Premio Templeton a giornalista portoghese

“I media laici rivelano grande ignoranza e sospetto verso la religione. Le istituzioni religiose, da parte loro, dimostrano scarsa fiducia nei media e non sembrano in grado di comprendere i fondamenti del giornalismo e le sfide della moderna tecnologia dell’informazione”. E’ quanto affermato nei giorni scorsi a Lisbona dal giornalista portoghese António Marujo, nella sua conferenza al Premio John Templeton su “Religione e media – Incomprensioni e opportunità”. Marujo, giornalista del quotidiano della capitale lusitana “Publico”, è il vincitore del Premio Templeton “Scrittore europeo di religione dell’anno 2005”, assegnatogli dalla Conferenza delle Chiese europee (Cec/Kek) nello scorso luglio.

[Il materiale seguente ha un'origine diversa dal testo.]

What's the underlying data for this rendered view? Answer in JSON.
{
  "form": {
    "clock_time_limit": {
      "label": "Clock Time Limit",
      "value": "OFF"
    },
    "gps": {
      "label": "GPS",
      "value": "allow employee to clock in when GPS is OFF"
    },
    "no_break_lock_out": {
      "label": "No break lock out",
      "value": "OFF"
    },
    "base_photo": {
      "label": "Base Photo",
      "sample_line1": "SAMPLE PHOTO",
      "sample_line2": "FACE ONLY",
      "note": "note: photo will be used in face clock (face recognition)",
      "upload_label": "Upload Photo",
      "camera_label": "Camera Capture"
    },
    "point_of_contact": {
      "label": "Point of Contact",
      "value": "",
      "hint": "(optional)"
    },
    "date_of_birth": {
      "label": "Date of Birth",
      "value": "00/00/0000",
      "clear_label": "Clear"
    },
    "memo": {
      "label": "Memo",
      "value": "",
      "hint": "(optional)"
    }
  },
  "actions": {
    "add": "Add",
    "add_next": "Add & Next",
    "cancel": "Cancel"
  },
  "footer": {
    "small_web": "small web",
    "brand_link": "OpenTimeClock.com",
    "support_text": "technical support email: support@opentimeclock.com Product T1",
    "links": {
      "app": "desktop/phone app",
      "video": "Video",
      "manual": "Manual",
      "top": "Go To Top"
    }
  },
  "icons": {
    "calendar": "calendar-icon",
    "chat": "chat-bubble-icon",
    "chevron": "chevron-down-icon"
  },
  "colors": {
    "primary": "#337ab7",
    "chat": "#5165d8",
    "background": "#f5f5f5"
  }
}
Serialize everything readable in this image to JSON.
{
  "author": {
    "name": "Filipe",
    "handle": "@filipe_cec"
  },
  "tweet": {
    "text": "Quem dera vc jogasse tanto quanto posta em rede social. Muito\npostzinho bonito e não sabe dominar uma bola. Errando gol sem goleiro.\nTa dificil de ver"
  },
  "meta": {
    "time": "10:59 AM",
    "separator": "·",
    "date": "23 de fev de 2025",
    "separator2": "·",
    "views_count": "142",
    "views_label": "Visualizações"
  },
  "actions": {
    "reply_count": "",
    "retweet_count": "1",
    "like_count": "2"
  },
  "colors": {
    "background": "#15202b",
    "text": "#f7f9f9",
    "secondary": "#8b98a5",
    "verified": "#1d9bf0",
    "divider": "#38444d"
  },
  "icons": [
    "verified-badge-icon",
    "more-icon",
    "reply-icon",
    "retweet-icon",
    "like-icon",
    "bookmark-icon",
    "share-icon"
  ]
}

Sede della conferenza il “Grémio Literário”, antico circolo di Lisbona che per l’occasione ha visto la presenza del rev. Diamantino Lemos della Chiesa anglicana del Portogallo e di Luca Negro, responsabile comunicazione Cec/Kek. “Per molti capi delle Chiese – ha proseguito Marujo – i media sono solo una moderna forma di pulpito. Questo è uno dei peggiori equivoci. Come giornalista – ha concluso – devo certamente scrivere di istituzioni religiose, ma per me è egualmente importante dare spazio a voci sconosciute, a umili ma significative esperienze di fede”.